105. See § 127. There is a considerable lacuna here, the purpose and some disconnected words being given by the Scholiast. The points dealt with in it by Cicero were no doubt the low price at which the property was sold (§ 130), and its disposal by Chrysogonus in various ways. His answer to this, according to the Scholiast, was: "Non quia timui, ne mihi tollerentur bona Roscii, ideo eius praedia dissipavi, sed quia aedificabam in Veientana, ideo de his transtuli," "I did not disperse the property because I was afraid that it might be taken away from me, but removed part to a house I was building in Veientine territory." Cicero, however, concluded from this dispersal that it had not been sold at all. He then went on to attack the luxury and extravagance of Chrysogonus, which made him desperately in need of money. Scholiast: "in hoc capite de potentia Chrysogoni invidiam facit, ut enumeret singula deliciarum genera, quod habeat plures possessiones, mancipia, quae omnia dicit de rapinis ipsum habere."
106. In Calabria, on the south-eastern extremity of Italy; the Bruttii inhabited its southern point.
107. "The other," i.e. Chrysogonus, whose splendid house, furniture, ornaments, and large household of domestic servants and slaves he proceeds to describe.
108. Of gold, silver, and copper, famous for their workmanship.
109. Greek 'authepsēs': a utensil for boiling, resembling a tea-urn.
110. Others read 'enumerare', to count out, pay.
111. Citizens who disgraced their toga by appearing in the retinue of a freedman.
112. With reference not only to a man's birth, but also to his moral worth.
113. As a senator.
114. As a iudex.
115. Throughout this passage Cicero endeavours to attack Chrysogonus without appearing to attack Sulla and the aristocratic party.
116. 'Equestrem splendorem'. This refers especially to the lex iudiciaria of Gaius Gracchus, whereby the office of iudices was transferred from the senators to the knights. This led to great jealousy between the two orders. In the civil war the knights were chiefly on the side of Marius, and hence were severely punished by Sulla.
117. Such as the proscriptions and the purchase of confiscated goods.
118. Anyone who considers blame of Chrysogonus to be an attack upon himself and the cause of the nobles, does not understand the cause, but knows his own bad position; at the moment when he feels insulted if Chrysogonus is attacked he severs himself from the party of the nobles.
119. Ius gentium : according to the Roman jurists, the principles of right and wrong recognized in the laws of all peoples, the law common to all nations, not the same as international law.
120. The seal-ring worn by every free Roman.
121. There is no fear of Sulla depriving you of it, seeing that you are his favourite, and also provision was made against it.
122. She was the daughter of Q. Caecilius Metellus, who obtained the name of Balearicus from his conquest of the Balearic Islands during his consulship in 123; of her uncles, Marcus suppressed a revolt of the Sardinians and Gaius defeated the Thracians.

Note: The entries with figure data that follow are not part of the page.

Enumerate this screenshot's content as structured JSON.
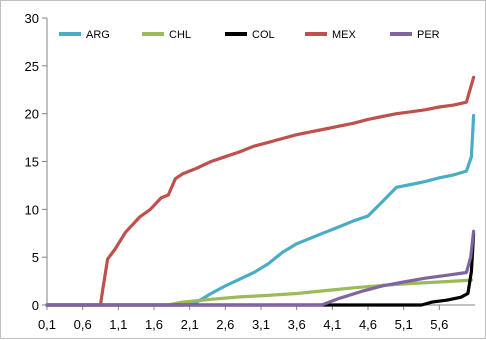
{
  "chart_data": {
    "type": "line",
    "title": "",
    "xlabel": "",
    "ylabel": "",
    "ylim": [
      0,
      30
    ],
    "yticks": [
      "0",
      "5",
      "10",
      "15",
      "20",
      "25",
      "30"
    ],
    "xlim": [
      0.1,
      6.1
    ],
    "xticks": [
      "0,1",
      "0,6",
      "1,1",
      "1,6",
      "2,1",
      "2,6",
      "3,1",
      "3,6",
      "4,1",
      "4,6",
      "5,1",
      "5,6"
    ],
    "grid": false,
    "legend_position": "top",
    "series": [
      {
        "name": "ARG",
        "color": "#4bacc6",
        "points": [
          [
            0.1,
            0
          ],
          [
            2.0,
            0
          ],
          [
            2.2,
            0.3
          ],
          [
            2.4,
            1.2
          ],
          [
            2.6,
            2.0
          ],
          [
            2.8,
            2.7
          ],
          [
            3.0,
            3.4
          ],
          [
            3.2,
            4.3
          ],
          [
            3.4,
            5.5
          ],
          [
            3.6,
            6.4
          ],
          [
            3.8,
            7.0
          ],
          [
            4.0,
            7.6
          ],
          [
            4.2,
            8.2
          ],
          [
            4.4,
            8.8
          ],
          [
            4.6,
            9.3
          ],
          [
            4.8,
            10.8
          ],
          [
            5.0,
            12.3
          ],
          [
            5.2,
            12.6
          ],
          [
            5.4,
            12.9
          ],
          [
            5.6,
            13.3
          ],
          [
            5.8,
            13.6
          ],
          [
            5.98,
            14.0
          ],
          [
            6.05,
            15.5
          ],
          [
            6.08,
            19.8
          ]
        ]
      },
      {
        "name": "CHL",
        "color": "#9bbb59",
        "points": [
          [
            0.1,
            0
          ],
          [
            1.8,
            0
          ],
          [
            2.0,
            0.3
          ],
          [
            2.4,
            0.6
          ],
          [
            2.8,
            0.85
          ],
          [
            3.2,
            1.0
          ],
          [
            3.6,
            1.2
          ],
          [
            4.0,
            1.5
          ],
          [
            4.4,
            1.8
          ],
          [
            4.8,
            2.05
          ],
          [
            5.2,
            2.25
          ],
          [
            5.6,
            2.4
          ],
          [
            6.05,
            2.6
          ]
        ]
      },
      {
        "name": "COL",
        "color": "#000000",
        "points": [
          [
            0.1,
            0
          ],
          [
            5.35,
            0
          ],
          [
            5.5,
            0.3
          ],
          [
            5.7,
            0.5
          ],
          [
            5.9,
            0.8
          ],
          [
            6.0,
            1.2
          ],
          [
            6.05,
            3.5
          ],
          [
            6.08,
            7.5
          ]
        ]
      },
      {
        "name": "MEX",
        "color": "#c0504d",
        "points": [
          [
            0.1,
            0
          ],
          [
            0.85,
            0
          ],
          [
            0.88,
            1.5
          ],
          [
            0.95,
            4.8
          ],
          [
            1.05,
            5.8
          ],
          [
            1.2,
            7.6
          ],
          [
            1.4,
            9.2
          ],
          [
            1.55,
            10.0
          ],
          [
            1.7,
            11.2
          ],
          [
            1.8,
            11.5
          ],
          [
            1.9,
            13.2
          ],
          [
            2.0,
            13.7
          ],
          [
            2.2,
            14.3
          ],
          [
            2.4,
            15.0
          ],
          [
            2.6,
            15.5
          ],
          [
            2.8,
            16.0
          ],
          [
            3.0,
            16.6
          ],
          [
            3.2,
            17.0
          ],
          [
            3.4,
            17.4
          ],
          [
            3.6,
            17.8
          ],
          [
            3.8,
            18.1
          ],
          [
            4.0,
            18.4
          ],
          [
            4.2,
            18.7
          ],
          [
            4.4,
            19.0
          ],
          [
            4.6,
            19.4
          ],
          [
            4.8,
            19.7
          ],
          [
            5.0,
            20.0
          ],
          [
            5.2,
            20.2
          ],
          [
            5.4,
            20.4
          ],
          [
            5.6,
            20.7
          ],
          [
            5.8,
            20.9
          ],
          [
            5.98,
            21.2
          ],
          [
            6.08,
            23.8
          ]
        ]
      },
      {
        "name": "PER",
        "color": "#8064a2",
        "points": [
          [
            0.1,
            0
          ],
          [
            3.95,
            0
          ],
          [
            4.2,
            0.7
          ],
          [
            4.5,
            1.4
          ],
          [
            4.8,
            2.0
          ],
          [
            5.1,
            2.4
          ],
          [
            5.4,
            2.8
          ],
          [
            5.7,
            3.1
          ],
          [
            5.98,
            3.4
          ],
          [
            6.04,
            5.0
          ],
          [
            6.08,
            7.7
          ]
        ]
      }
    ]
  }
}
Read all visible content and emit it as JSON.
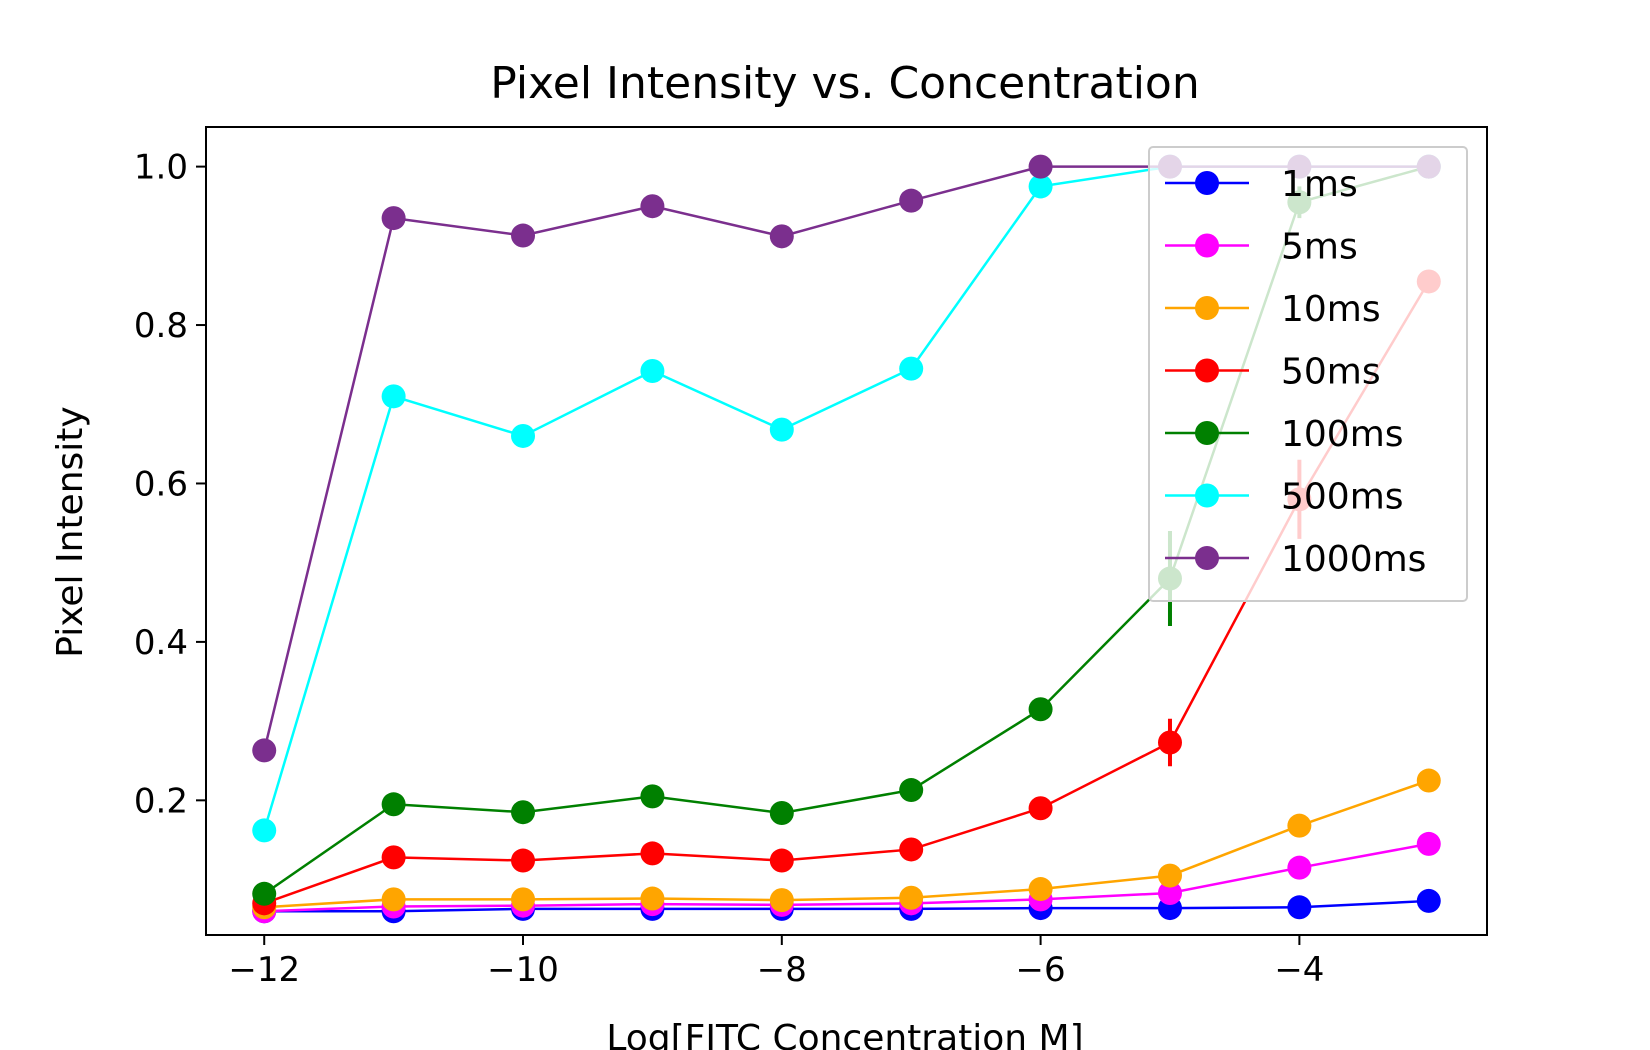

Her brother was Q. Caecilius Metellus Nepos, who was consul in 98. The mss. vary as to her name. In § 27 she is described as "Nepotis filiam," here as "Balearici filia, Nepotis soror." But since there is little doubt that she was the daughter of Metellus Balearicus, the text has been altered to correspond.
123. 'Mulier' and 'virtute' are purposely contrasted: the etymology of the latter ('vir', a man) is to be considered in reference to the sentence "cum esset mulier."
124. It is uncertain who this Messalla was : either the consul in 61 B.C., or in 53, who was now about sixteen years old.
125. 'Consilium publicum': the name commonly applied to the senate, here also to the assembly of iudices summoned by a public official, the praetor.